Osons un parallèle entre l’écologie et la pornographie. Quelques semaines après les flonflons de la Marche pour le climat, tout le monde oubliera ses bonnes résolutions pour sauter dans le premier avion et rejoindre le lieu de ses sacro-saintes vacances. Une attitude que l’on pourrait résumer par ce slogan : « Vacances, j’oublie tout… surtout mon bilan carbone ! »
Pour le porno, c’est à peu près la même chose. À l’heure où les hashtags #metoo #balancetonporc #meufisme s’empilent comme des corps dans une partie fine, il serait logique d’annoncer une évidence : le X ne passera plus par moi.
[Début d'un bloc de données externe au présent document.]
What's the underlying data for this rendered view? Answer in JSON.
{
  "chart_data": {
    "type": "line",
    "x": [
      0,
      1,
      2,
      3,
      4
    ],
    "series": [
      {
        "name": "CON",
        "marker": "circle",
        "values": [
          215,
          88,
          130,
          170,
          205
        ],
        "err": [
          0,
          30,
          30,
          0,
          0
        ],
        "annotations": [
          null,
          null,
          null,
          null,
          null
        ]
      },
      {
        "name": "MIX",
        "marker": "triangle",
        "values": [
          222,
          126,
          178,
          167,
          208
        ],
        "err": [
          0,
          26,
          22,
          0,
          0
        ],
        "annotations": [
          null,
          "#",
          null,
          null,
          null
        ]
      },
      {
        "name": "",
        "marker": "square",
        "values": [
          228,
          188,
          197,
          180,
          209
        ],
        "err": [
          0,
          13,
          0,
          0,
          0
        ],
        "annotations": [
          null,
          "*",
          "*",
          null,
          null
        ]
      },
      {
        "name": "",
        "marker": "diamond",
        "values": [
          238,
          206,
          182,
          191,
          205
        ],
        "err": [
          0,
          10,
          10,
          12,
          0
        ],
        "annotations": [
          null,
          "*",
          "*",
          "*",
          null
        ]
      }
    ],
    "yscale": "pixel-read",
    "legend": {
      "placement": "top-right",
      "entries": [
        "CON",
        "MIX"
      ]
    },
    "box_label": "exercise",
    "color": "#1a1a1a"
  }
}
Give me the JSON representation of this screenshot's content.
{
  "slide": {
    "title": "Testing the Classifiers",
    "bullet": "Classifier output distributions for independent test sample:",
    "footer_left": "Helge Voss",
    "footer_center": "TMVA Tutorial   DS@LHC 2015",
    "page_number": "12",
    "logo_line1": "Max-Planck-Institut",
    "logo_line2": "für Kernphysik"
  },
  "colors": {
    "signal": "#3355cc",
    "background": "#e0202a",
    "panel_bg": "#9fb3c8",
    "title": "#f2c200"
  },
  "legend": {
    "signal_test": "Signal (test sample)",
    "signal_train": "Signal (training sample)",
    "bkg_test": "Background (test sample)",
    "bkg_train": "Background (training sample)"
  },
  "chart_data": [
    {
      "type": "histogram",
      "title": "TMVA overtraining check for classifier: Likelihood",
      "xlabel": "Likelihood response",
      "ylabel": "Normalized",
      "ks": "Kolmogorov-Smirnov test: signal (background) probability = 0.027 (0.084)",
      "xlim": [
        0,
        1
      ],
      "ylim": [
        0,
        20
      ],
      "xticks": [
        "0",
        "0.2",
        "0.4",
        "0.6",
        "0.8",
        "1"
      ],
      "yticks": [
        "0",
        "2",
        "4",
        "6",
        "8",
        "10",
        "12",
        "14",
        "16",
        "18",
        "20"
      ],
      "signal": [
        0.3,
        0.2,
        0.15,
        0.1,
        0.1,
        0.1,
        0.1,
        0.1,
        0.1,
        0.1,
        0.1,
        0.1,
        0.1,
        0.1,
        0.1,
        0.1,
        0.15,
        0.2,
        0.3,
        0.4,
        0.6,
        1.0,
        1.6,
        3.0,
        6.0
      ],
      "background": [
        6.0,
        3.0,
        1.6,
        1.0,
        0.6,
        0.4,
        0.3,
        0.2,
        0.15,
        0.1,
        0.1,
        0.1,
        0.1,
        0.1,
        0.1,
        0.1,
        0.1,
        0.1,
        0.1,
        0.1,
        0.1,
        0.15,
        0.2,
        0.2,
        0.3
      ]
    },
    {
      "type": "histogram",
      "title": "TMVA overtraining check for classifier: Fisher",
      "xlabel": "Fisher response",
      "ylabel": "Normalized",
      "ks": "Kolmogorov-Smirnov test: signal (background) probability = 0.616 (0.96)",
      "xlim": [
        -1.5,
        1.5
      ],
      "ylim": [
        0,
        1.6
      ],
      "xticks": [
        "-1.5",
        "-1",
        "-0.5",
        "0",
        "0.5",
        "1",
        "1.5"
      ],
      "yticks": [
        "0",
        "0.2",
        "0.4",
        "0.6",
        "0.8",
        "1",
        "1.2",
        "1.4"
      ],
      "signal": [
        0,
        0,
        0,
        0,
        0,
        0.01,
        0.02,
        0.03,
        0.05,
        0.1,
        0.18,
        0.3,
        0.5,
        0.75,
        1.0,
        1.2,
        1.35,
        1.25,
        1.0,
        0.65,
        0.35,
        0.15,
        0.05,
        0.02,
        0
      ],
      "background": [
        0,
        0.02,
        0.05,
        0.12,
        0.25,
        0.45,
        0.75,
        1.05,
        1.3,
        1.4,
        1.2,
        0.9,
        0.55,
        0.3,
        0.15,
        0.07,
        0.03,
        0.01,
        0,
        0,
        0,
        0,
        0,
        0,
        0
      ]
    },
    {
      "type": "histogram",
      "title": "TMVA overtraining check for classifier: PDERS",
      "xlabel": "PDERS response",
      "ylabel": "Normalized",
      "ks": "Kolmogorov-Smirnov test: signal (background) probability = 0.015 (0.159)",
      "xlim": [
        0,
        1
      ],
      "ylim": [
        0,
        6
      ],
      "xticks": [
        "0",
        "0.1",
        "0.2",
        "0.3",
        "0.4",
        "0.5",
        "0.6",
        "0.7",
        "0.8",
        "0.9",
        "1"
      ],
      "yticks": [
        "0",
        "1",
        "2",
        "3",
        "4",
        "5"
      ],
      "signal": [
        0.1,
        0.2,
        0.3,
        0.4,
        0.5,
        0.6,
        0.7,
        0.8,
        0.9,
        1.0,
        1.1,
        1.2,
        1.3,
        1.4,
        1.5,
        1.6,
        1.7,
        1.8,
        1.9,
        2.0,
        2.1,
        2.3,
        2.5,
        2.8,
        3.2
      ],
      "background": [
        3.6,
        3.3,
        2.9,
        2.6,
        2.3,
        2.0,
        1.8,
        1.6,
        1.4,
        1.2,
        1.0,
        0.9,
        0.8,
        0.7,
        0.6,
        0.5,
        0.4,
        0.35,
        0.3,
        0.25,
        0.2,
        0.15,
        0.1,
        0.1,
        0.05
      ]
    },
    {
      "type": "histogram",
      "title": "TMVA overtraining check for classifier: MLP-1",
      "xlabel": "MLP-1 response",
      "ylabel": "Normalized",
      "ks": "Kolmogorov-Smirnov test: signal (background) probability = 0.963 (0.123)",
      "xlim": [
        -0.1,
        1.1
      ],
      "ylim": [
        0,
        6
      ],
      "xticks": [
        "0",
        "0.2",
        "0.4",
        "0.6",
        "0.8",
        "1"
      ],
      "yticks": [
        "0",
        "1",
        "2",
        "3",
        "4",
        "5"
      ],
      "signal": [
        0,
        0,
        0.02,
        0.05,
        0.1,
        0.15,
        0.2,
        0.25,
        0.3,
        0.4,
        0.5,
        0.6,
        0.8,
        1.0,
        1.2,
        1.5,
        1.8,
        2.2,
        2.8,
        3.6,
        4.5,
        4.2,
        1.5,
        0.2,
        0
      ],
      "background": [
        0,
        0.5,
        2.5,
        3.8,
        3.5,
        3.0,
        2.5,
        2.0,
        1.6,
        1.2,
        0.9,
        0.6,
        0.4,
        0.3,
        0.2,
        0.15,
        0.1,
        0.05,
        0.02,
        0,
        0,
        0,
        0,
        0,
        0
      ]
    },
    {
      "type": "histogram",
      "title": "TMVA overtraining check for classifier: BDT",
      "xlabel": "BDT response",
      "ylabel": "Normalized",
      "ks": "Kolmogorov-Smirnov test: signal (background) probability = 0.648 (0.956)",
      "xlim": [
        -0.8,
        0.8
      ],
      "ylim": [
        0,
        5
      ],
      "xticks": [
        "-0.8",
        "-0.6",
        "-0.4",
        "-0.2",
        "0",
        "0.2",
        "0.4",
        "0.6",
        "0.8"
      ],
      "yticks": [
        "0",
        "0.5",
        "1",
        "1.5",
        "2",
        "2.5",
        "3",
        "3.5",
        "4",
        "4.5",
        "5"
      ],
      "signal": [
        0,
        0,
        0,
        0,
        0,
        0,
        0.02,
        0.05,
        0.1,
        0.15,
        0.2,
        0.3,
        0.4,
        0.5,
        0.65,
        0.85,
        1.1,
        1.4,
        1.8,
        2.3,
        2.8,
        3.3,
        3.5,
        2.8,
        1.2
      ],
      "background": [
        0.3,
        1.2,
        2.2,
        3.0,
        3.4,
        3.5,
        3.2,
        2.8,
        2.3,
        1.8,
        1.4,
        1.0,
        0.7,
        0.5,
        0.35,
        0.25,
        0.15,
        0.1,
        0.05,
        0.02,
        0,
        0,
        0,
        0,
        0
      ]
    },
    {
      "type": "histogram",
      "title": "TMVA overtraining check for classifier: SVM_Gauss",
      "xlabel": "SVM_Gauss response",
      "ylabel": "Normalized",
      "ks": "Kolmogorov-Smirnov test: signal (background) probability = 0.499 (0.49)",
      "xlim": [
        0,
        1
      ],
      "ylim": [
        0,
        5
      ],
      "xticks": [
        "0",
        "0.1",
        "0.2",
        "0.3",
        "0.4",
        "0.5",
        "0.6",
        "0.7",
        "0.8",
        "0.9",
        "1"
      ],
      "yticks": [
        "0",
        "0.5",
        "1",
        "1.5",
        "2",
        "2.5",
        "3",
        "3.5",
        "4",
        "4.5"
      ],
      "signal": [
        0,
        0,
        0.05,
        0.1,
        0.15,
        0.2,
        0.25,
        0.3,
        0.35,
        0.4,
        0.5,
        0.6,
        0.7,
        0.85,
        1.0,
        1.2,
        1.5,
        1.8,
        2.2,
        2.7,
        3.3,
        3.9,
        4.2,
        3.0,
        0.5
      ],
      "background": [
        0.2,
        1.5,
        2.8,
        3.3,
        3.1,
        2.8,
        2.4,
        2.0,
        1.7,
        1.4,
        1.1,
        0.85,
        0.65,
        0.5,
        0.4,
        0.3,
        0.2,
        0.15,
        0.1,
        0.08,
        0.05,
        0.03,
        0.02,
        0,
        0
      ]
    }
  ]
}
Finies les virées en loucedé sur YouPorn, Xvideos ou Xnxx à taper les mots-clés « teen lesbian » ou « MILF » (les deux plus recherchés sur le Net) ou – plus exotiques – « sleeping », « rimjob », « forced gangbang », le tout maté avec le pouce et le majeur sur les touches « Command » et « W » de son ordi pour fermer en un éclair l’objet du délit en cas d’apparition soudaine d’une tierce personne (un collègue, sa mère, sa femme, ses enfants) en plein effort de Gina Gerson, Christy Mack, Madison Ivy ou la « senior » Brandi Love (44 ans au compteur).
Le problème – il y en a un, c’est tout l’objet de cette rubrique –, c’est que si nos envies sont plus ou moins contrôlables, le porno, lui, est une hydre qui vous enlace et ne vous lâche plus. Dans un univers où l’ensemble des sites X créent plus de trafic que Netflix, Twitter et Amazon réunis, il faut en enfiler des perles pour remplir les tubes : il y a les super prod’ « léchées » (Tushy* ou Vixen* du Français Greg Lansky), le cinéma borderline (Rapesection*), le cinéma pour les minorités (le très gay Men.com*), le cinéma d’horreur (Pain Gate*), le cinéma vintage (tapez « Alban Ceray » ou « Brigitte Lahaie » dans le moteur de votre pure player X préféré), le cinéma Tinder (Hookup Hotshot*), le ciné d’auteur à la française (les célébrissimes Jacquie et Michel* ou La France à Poil*), le cinéma pour les femmes regardé par les hommes (Joymii*, propre comme une pub Apple), on en passe des vertes et des matures.
Comment résister à cette offre qui ferait passer l’intégrale de Game of Thrones pour un gentillet court-métrage ? Comment se priver de toutes ces catégories dont, par exemple, l’ésotérique « guyonshemale » prouve à quel point il nous reste à apprendre sur la sexualité ? Oui, dans cette jungle plus ou moins cradoque où la multiplication des genres crée une segmentation des fantasmes dans laquelle chacun choisit les mots-clés qui le préoccupent (« squirting + MMF + amateur »), que faire, comme dirait Léon Trotski (rien à voir avec un acteur X russe) ?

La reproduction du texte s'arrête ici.